Oui, le Sénégal vit une révolution.
Du cycle prérévolutionnaire à la refondation
Ceux qui refusent le mot l’associent à l’effondrement brutal d’un ordre constitutionnel. Or en mars 2024, il n’y eut ni putsch ni guerre civile. Il y eut des urnes. Mais une révolution ne se définit pas par le bruit qu’elle fait ; elle se définit par ce qu’elle transforme. Marx rappelait que les hommes font l’histoire dans des conditions héritées ; Fanon insistait sur la nécessité de transformer les structures, non simplement les gestionnaires. Lorsque la logique du pouvoir change, lorsque les priorités de l’État se déplacent, lorsque la souveraineté devient l’axe central du projet politique, nous ne sommes plus dans une alternance : nous sommes dans une rupture.
Des leaders marginalisés, encore emprisonnés quelques jours auparavant, accèdent au pouvoir dès le premier tour. Cet aboutissement est le fruit d’un cycle prérévolutionnaire ouvert en 2021 : arrestations, procès politiques, répression ayant fait plus de quatre-vingts morts, mobilisation persistante d’une jeunesse déterminée à défendre la souveraineté de son vote.
La tentative de report de l’élection a cristallisé l’enjeu : il ne s’agissait plus d’une alternance ordinaire, mais du respect du pacte démocratique lui-même. Lorsque les urnes ont parlé, elles ont scellé l’issue d’une confrontation politique majeure.
Un mandat clair a été donné : sortir de la dépendance, réorganiser l’économie politique de l’État, rompre avec les compromis néocoloniaux. Ce mandat n’est pas gestionnaire. Il est refondateur.
Une rupture née du bas
La sociologie du pays éclaire ce moment. Le Sénégal n’est pas structuré par des classes homogènes capables d’imposer seules une hégémonie.
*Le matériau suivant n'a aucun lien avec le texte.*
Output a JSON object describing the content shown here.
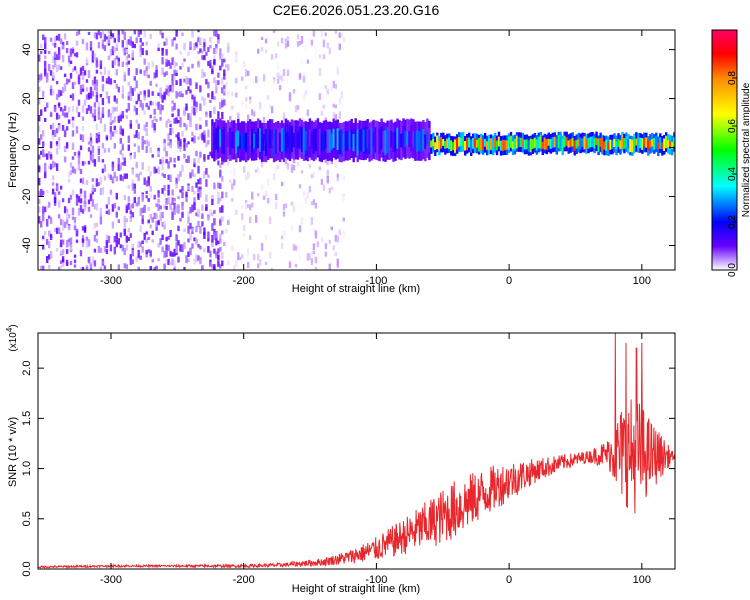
{
  "title": "C2E6.2026.051.23.20.G16",
  "colors": {
    "axis": "#000000",
    "snr_line": "#e8262b",
    "background": "#ffffff"
  },
  "chart_data": [
    {
      "type": "heatmap",
      "xlabel": "Height of straight line (km)",
      "ylabel": "Frequency (Hz)",
      "xlim": [
        -355,
        125
      ],
      "ylim": [
        -50,
        48
      ],
      "xticks": [
        -300,
        -200,
        -100,
        0,
        100
      ],
      "yticks": [
        -40,
        -20,
        0,
        20,
        40
      ],
      "colorbar": {
        "label": "Normalized spectral amplitude",
        "range": [
          0,
          1
        ],
        "ticks": [
          0.0,
          0.2,
          0.4,
          0.6,
          0.8
        ],
        "tick_labels": [
          "0.0",
          "0.2",
          "0.4",
          "0.6",
          "0.8"
        ],
        "colormap": [
          "#ffffff",
          "#6600ff",
          "#0000ff",
          "#00ffff",
          "#00ff00",
          "#ffff00",
          "#ff8800",
          "#ff0000",
          "#ff0066"
        ]
      },
      "regions": [
        {
          "x_range": [
            -355,
            -215
          ],
          "freq_range": [
            -50,
            48
          ],
          "amplitude": [
            0.02,
            0.14
          ],
          "description": "scattered noise"
        },
        {
          "x_range": [
            -215,
            -125
          ],
          "freq_range": [
            -50,
            48
          ],
          "amplitude": [
            0.0,
            0.06
          ],
          "description": "sparse noise"
        },
        {
          "x_range": [
            -225,
            -60
          ],
          "freq_center": 3,
          "freq_halfwidth": 8,
          "amplitude": [
            0.1,
            0.35
          ]
        },
        {
          "x_range": [
            -60,
            125
          ],
          "freq_center": 1.5,
          "freq_halfwidth": 4,
          "amplitude": [
            0.3,
            0.85
          ]
        }
      ]
    },
    {
      "type": "line",
      "xlabel": "Height of straight line (km)",
      "ylabel": "SNR (10 * v/v)",
      "y_multiplier": "(x10",
      "y_multiplier_exp": "4",
      "xlim": [
        -355,
        125
      ],
      "ylim": [
        0,
        2.35
      ],
      "xticks": [
        -300,
        -200,
        -100,
        0,
        100
      ],
      "yticks": [
        0.0,
        0.5,
        1.0,
        1.5,
        2.0
      ],
      "ytick_labels": [
        "0.0",
        "0.5",
        "1.0",
        "1.5",
        "2.0"
      ],
      "series": [
        {
          "x": [
            -355,
            -300,
            -250,
            -200,
            -170,
            -140,
            -120,
            -100,
            -80,
            -60,
            -40,
            -20,
            0,
            20,
            40,
            60,
            75,
            85,
            95,
            105,
            125
          ],
          "y": [
            0.02,
            0.03,
            0.03,
            0.03,
            0.04,
            0.07,
            0.12,
            0.2,
            0.32,
            0.45,
            0.6,
            0.75,
            0.88,
            0.98,
            1.06,
            1.12,
            1.15,
            1.15,
            1.15,
            1.13,
            1.12
          ],
          "noise_amplitude": [
            0.01,
            0.01,
            0.01,
            0.015,
            0.02,
            0.04,
            0.07,
            0.12,
            0.18,
            0.25,
            0.3,
            0.25,
            0.2,
            0.12,
            0.08,
            0.06,
            0.15,
            0.5,
            0.6,
            0.4,
            0.02
          ],
          "peaks": [
            {
              "x": 80,
              "y": 2.35
            },
            {
              "x": 88,
              "y": 2.25
            },
            {
              "x": 96,
              "y": 2.2
            },
            {
              "x": 100,
              "y": 2.25
            }
          ]
        }
      ]
    }
  ]
}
Il est traversé par des strates sociales fragmentées, par une jeunesse précarisée, par une diaspora exigeante, par un monde économique informel majoritaire et par une petite bourgeoisie urbaine vulnérable. Dans un tel contexte, la transformation ne peut être l’œuvre d’un groupe unique ; elle doit être transversale.
Le projet porté par le nouveau pouvoir a su agréger ces aspirations dispersées autour d’un imaginaire de souveraineté et de justice. Ce qui s’est exprimé en mars 2024, c’est le surgissement d’un bloc populaire décidé à rompre avec un système perçu comme rentier et extraverti. La révolution sénégalaise n’est pas armée, mais elle est politique. Elle ne renverse pas l’État ; elle en conteste la logique héritée.
Transformer l’État de l’intérieur
Toute révolution pose une question fondamentale : qui décide réellement ? Depuis l’indépendance formelle, le Sénégal est resté inséré dans un dispositif d’extraversion économique, marqué par la dépendance monétaire, des contrats asymétriques et une élite arrimée aux logiques néocoloniales. La volonté affichée de renégocier les rapports économiques, d’assainir les finances publiques et de réaffirmer la souveraineté constitue un déplacement stratégique majeur.
La singularité sénégalaise tient au choix d’opérer cette transformation dans le cadre de l’État de droit. Il ne s’agit pas de détruire l’ordre juridique, mais de le réorienter. Gouverner avec le droit, tout en cherchant à en modifier l’esprit, crée une tension constitutive : celle d’une révolution contrainte, patiente, exposée aux pressions internes et internationales. Les contradictions sont réelles, les obstacles puissants, mais la direction historique a changé.